Selling the Indian: Commercializing and Appropriating American Indian Cultures (review)
Studies in American Indian Literatures - Volume 16, Number 2, Summer 2004, pp. 85-87

University of Nebraska Press

Michelle Raheja - Selling the Indian: Commercializing & Appropriating American Indian Cultures (review) - Studies in American Indian Literatures 16:2 Studies in American Indian Literatures 16.2 (2004) 85-87 Carter Jones Meyer and Diana Royer, eds. Selling the Indian: Commercializing & Appropriating American Indian Cultures. Tucson: U of Arizona P, 2001. xix + 279 pp. From grocery store dairy sections carrying Land O'Lakes butter to toy store shelves stocked with Pocahontas and G.I. Joe Navajo Code Talker dolls, it is clear that Indian-themed merchandise sells well. In Selling the Indian: Commercializing & Appropriating American Indian Cultures, Carter Jones Meyer and Diana Royer have collected a series of essays treating the various ways Indian-produced arts, crafts, and performances "were commercialized and appropriated in the twentieth century" (xi). The book is divided into two sections, "Staging the Indian" and "Marketing the Indian," marking the difference between performances of...

I presume that Indians will start asking permission from whites and blacks and hispanics to "appropriate" their culture. No Indian kids on the Rez dressed in hip hop clothing or using "white attire" in school plays?

"Hispanic" is another thing, referring to an artifical race or ethnicity designed by two Jewish lawyers under Nixon when they set up the EEO and pioneered "affirmative action". (They also created "pacific islanders" in the AA game, and kept the "one touch of the tarbrush concept")

It is funny because the rules say only people born in America and somewhat in Canada and PR can say they are Native American, providing they are 1/32nd Indian..Meanwhile, a 100% native indian Guatemalan, full blooded Maya, is not a NA, but a hispanic. Made funnier still when a casino where the typical "Indian" is blue-eyed or what other tribes call a "Monigan" 90% or better non-Indian, employs "hispanic" Guatemalans to clean their casino toilets and change hotel linens.

The average Chollo out Michelle's way in Cali is more NA than she is.

Henry said...

Gregory (Scotland Yard detective): "Is there any other point to which you would wish to draw my attention?"
Holmes: "To the curious incident of the dog in the night-time."
Gregory: "The dog did nothing in the night-time."
Holmes: "That was the curious incident."

The more I think about this the more I come to the conclusion that Ms.
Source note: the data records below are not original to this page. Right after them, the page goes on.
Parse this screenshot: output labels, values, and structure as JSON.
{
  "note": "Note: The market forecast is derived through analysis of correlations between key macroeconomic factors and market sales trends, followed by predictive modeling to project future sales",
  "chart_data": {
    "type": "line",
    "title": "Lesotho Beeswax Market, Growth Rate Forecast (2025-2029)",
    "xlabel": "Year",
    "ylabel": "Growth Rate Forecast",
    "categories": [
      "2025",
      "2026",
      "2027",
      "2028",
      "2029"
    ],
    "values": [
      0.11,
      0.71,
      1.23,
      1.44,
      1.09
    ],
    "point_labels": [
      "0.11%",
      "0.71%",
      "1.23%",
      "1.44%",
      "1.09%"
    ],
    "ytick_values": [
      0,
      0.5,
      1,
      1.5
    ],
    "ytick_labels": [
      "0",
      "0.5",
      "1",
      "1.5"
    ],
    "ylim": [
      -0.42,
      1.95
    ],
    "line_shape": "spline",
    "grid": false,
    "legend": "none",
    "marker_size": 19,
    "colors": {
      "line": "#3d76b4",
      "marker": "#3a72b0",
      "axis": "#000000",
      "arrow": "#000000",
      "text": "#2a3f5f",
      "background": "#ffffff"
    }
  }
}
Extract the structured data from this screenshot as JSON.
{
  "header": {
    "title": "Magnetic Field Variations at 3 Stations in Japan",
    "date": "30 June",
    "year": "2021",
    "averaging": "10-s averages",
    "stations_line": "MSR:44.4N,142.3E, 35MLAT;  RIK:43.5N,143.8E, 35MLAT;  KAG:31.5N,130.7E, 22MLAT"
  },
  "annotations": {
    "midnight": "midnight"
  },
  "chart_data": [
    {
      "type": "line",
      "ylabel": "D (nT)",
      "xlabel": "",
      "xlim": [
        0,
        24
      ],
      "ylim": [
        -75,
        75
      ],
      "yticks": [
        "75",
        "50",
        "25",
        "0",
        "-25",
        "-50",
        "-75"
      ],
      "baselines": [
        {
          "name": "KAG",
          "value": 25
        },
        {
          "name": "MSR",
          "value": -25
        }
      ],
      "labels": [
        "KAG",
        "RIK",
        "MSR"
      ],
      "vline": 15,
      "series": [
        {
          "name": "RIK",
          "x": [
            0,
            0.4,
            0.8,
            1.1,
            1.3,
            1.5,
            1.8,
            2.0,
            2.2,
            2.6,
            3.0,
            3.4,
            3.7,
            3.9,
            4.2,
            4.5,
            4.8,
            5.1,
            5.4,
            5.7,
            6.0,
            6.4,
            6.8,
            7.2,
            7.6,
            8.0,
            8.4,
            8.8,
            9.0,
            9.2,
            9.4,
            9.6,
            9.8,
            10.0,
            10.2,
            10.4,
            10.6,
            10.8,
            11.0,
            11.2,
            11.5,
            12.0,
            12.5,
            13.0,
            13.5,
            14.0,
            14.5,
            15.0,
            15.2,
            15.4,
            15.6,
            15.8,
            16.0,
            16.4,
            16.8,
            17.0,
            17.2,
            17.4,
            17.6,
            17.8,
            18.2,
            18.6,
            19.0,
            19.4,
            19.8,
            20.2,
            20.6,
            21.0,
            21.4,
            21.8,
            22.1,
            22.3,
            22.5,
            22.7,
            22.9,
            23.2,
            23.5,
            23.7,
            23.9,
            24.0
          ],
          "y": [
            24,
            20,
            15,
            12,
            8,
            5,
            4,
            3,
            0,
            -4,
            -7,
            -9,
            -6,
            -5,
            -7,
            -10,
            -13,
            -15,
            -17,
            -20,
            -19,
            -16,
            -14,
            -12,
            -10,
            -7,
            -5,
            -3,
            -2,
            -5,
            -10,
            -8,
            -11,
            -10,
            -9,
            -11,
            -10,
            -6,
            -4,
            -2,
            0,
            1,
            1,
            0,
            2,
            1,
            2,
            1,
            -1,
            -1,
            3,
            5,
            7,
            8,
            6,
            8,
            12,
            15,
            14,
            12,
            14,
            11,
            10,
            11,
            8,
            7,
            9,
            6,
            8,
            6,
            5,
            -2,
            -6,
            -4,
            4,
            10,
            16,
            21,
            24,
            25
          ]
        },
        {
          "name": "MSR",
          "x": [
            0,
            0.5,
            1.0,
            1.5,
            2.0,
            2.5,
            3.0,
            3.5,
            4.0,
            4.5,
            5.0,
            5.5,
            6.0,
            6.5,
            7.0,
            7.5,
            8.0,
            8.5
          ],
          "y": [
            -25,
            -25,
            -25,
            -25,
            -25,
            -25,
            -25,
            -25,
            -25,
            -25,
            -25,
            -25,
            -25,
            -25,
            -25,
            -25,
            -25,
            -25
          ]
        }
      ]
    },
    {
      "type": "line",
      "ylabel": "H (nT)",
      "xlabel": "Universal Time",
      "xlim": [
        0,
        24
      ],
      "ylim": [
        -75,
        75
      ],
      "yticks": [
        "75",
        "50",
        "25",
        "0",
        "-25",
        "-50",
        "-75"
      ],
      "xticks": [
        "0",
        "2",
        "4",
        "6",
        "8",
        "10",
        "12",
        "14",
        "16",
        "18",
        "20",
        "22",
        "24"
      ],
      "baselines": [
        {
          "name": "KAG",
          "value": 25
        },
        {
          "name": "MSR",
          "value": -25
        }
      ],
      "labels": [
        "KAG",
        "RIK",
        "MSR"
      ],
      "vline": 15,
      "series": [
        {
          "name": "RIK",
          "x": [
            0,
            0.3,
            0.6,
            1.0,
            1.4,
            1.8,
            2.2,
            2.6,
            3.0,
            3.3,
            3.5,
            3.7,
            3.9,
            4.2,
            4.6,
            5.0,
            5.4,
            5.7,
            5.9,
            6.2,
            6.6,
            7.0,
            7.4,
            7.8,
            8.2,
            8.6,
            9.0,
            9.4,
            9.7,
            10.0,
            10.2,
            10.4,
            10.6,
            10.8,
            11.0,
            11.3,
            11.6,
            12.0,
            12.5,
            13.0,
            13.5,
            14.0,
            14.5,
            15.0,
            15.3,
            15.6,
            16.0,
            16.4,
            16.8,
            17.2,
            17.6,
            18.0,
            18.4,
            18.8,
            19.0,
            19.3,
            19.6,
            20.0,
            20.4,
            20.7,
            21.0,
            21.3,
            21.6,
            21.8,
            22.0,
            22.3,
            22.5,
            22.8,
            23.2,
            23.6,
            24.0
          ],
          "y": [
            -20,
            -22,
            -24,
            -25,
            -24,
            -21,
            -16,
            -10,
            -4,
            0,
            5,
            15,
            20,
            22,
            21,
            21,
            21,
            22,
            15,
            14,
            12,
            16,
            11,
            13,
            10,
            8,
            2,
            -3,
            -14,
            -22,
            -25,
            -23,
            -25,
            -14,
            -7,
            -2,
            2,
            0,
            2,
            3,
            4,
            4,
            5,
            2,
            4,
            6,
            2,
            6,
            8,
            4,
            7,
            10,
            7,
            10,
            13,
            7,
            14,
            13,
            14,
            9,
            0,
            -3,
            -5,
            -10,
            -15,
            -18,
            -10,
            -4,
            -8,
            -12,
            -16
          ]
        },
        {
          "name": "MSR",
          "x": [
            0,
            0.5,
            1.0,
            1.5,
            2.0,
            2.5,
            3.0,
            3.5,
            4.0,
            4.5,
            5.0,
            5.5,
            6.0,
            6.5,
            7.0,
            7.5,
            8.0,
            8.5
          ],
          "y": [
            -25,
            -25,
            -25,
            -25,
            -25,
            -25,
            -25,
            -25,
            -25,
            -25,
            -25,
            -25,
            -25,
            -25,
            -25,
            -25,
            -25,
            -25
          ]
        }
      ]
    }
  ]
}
Raheja's problem with the dress-up is that it doesn't dehumanize anybody.

Something must be done to the pilgrim costume to make clear the pilgrim's colonialist agenda.

The racist stereotype is the lack of a racist stereotype.

save_the_rustbelt said...

The parents should rent "Last of the Mohicans."

Russell Means, Wes Studi and a big bunch of Native Americans dressing up like stereotypical Indians for money.

Or go to a Native American pow wow, where hundred of Native Americans dress up like Indians and dance.

Makes the 5 year olds look small time.